Intel claims that an 18-year-old student may have discovered the key to quantum teleportation--the ability of information to jump over space and time to appear at a different location. Normal communications must travel at the speed-of-light or less to arrive at their destination, but Ari Dyckovsky claims that information will appear on and entangled atom in different location once its counterpart is destroyed, appearing to jump to the end point without passing through the intervening space and without the passage of time: R. Colin Johnson
Here is what Intel says about the 18 year old discovery of quantum teleportation: Quantum teleportation--fact or fiction? Thanks to one young scientist, quantum teleportation may soon become a reality. At Intel's International Science and Engineering Fair, young innovators from around the world presented their groundbreaking research.

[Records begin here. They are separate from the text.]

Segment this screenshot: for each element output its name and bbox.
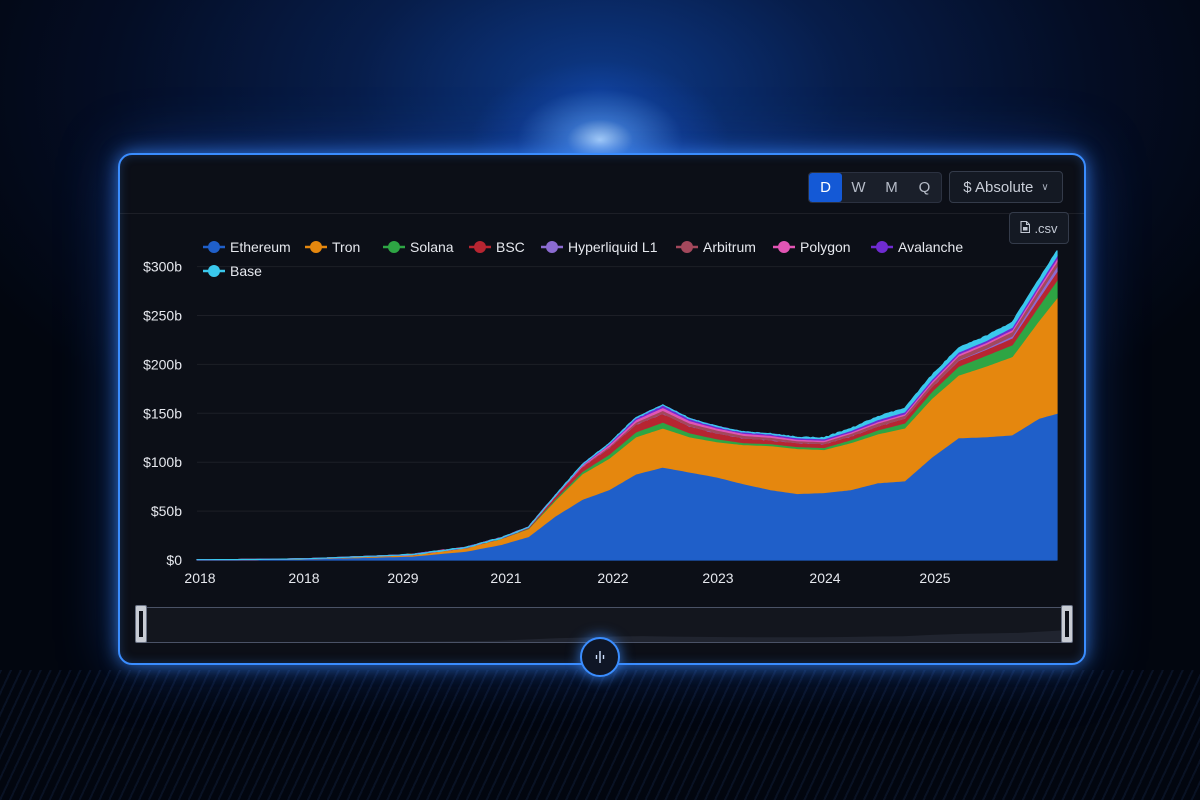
x-tick-label: 2029 bbox=[387, 570, 418, 586]
legend-label: Base bbox=[230, 263, 262, 279]
y-tick-label: $250b bbox=[143, 307, 182, 323]
stacked-area-chart: $0$50b$100b$150b$200b$250b$300b 2018 2018… bbox=[143, 239, 1058, 586]
frequency-button-q[interactable]: Q bbox=[918, 179, 931, 196]
y-tick-label: $0 bbox=[166, 552, 182, 568]
legend-label: Solana bbox=[410, 239, 454, 255]
legend-item-solana[interactable]: Solana bbox=[383, 239, 454, 255]
chevron-down-icon: ∨ bbox=[1041, 181, 1049, 193]
y-tick-label: $300b bbox=[143, 259, 182, 275]
y-tick-label: $150b bbox=[143, 405, 182, 421]
legend-item-tron[interactable]: Tron bbox=[305, 239, 360, 255]
legend-marker bbox=[388, 241, 400, 253]
legend-item-hyperliquid-l1[interactable]: Hyperliquid L1 bbox=[541, 239, 658, 255]
x-tick-label: 2022 bbox=[597, 570, 628, 586]
x-axis-ticks: 2018 2018 2029 2021 2022 2023 2024 2025 bbox=[184, 570, 950, 586]
value-mode-label: $ Absolute bbox=[963, 178, 1034, 196]
legend-item-avalanche[interactable]: Avalanche bbox=[871, 239, 963, 255]
download-csv-button[interactable]: .csv bbox=[1009, 212, 1069, 244]
y-axis-ticks: $0 $50b $100b $150b $200b $250b $300b bbox=[143, 259, 182, 568]
value-mode-dropdown[interactable]: $ Absolute ∨ bbox=[949, 171, 1063, 203]
x-tick-label: 2018 bbox=[184, 570, 215, 586]
y-tick-label: $200b bbox=[143, 356, 182, 372]
legend-label: Avalanche bbox=[898, 239, 963, 255]
toolbar-divider bbox=[120, 213, 1084, 214]
frequency-button-m[interactable]: M bbox=[885, 179, 898, 196]
frequency-toggle-group: D W M Q bbox=[808, 172, 942, 203]
y-tick-label: $50b bbox=[151, 503, 182, 519]
legend-item-arbitrum[interactable]: Arbitrum bbox=[676, 239, 756, 255]
legend-item-ethereum[interactable]: Ethereum bbox=[203, 239, 291, 255]
legend-marker bbox=[876, 241, 888, 253]
navigator-series-preview bbox=[141, 630, 1067, 642]
legend-item-bsc[interactable]: BSC bbox=[469, 239, 525, 255]
legend-label: BSC bbox=[496, 239, 525, 255]
legend-label: Ethereum bbox=[230, 239, 291, 255]
legend-label: Hyperliquid L1 bbox=[568, 239, 658, 255]
x-tick-label: 2021 bbox=[490, 570, 521, 586]
legend-marker bbox=[208, 241, 220, 253]
x-tick-label: 2024 bbox=[809, 570, 840, 586]
x-tick-label: 2023 bbox=[702, 570, 733, 586]
navigator-handle-left[interactable] bbox=[135, 605, 147, 643]
legend-item-base[interactable]: Base bbox=[203, 263, 262, 279]
chart-panel: D W M Q $ Absolute ∨ .csv $0 $50b $100b $15… bbox=[118, 153, 1086, 665]
legend-item-polygon[interactable]: Polygon bbox=[773, 239, 851, 255]
x-tick-label: 2025 bbox=[919, 570, 950, 586]
navigator-preview bbox=[141, 630, 1067, 642]
chart-legend: Ethereum Tron Solana BSC Hyperliquid L1 Arbit… bbox=[203, 239, 963, 279]
area-series-base[interactable] bbox=[196, 250, 1058, 561]
floor-pattern bbox=[0, 670, 1200, 800]
download-csv-label: .csv bbox=[1034, 220, 1058, 236]
legend-marker bbox=[474, 241, 486, 253]
legend-marker bbox=[778, 241, 790, 253]
legend-marker bbox=[546, 241, 558, 253]
drag-handle-icon[interactable] bbox=[580, 637, 620, 677]
x-tick-label: 2018 bbox=[288, 570, 319, 586]
legend-marker bbox=[310, 241, 322, 253]
legend-marker bbox=[681, 241, 693, 253]
file-icon bbox=[1020, 220, 1031, 236]
legend-label: Tron bbox=[332, 239, 360, 255]
frequency-button-d[interactable]: D bbox=[809, 173, 842, 202]
area-series-group bbox=[196, 250, 1058, 561]
legend-label: Polygon bbox=[800, 239, 851, 255]
frequency-button-w[interactable]: W bbox=[851, 179, 866, 196]
legend-marker bbox=[208, 265, 220, 277]
legend-label: Arbitrum bbox=[703, 239, 756, 255]
navigator-handle-right[interactable] bbox=[1061, 605, 1073, 643]
y-tick-label: $100b bbox=[143, 454, 182, 470]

Ari Dyckovsky, 18, of Leesburg, Vir. won $50,000 for his project to realize quantum teleportation. Working with the National Institute of Standards and Technology in Gaithersburg, MD, Dyckovsky claims to have found that once atoms are linked through a process called “entanglement,” information from one atom will just appear in another atom when the quantum state of the first atom is destroyed. It is a literal quantum leap: the information doesn’t travel to the second atom – it would just be there. Using this method, the National Security Agency, or other organizations requiring high levels of data security, could send an encrypted message without running the risk of interception; a message would simply appear in another location.
The Intel International Science and Engineering Fair is the world’s largest high school science competition and a program of the Society for Science & the Public. The competition brought more than 1,500 young scientists from more than 70 countries, territories and regions to Pittsburgh last week to compete for more than $3 million in awards.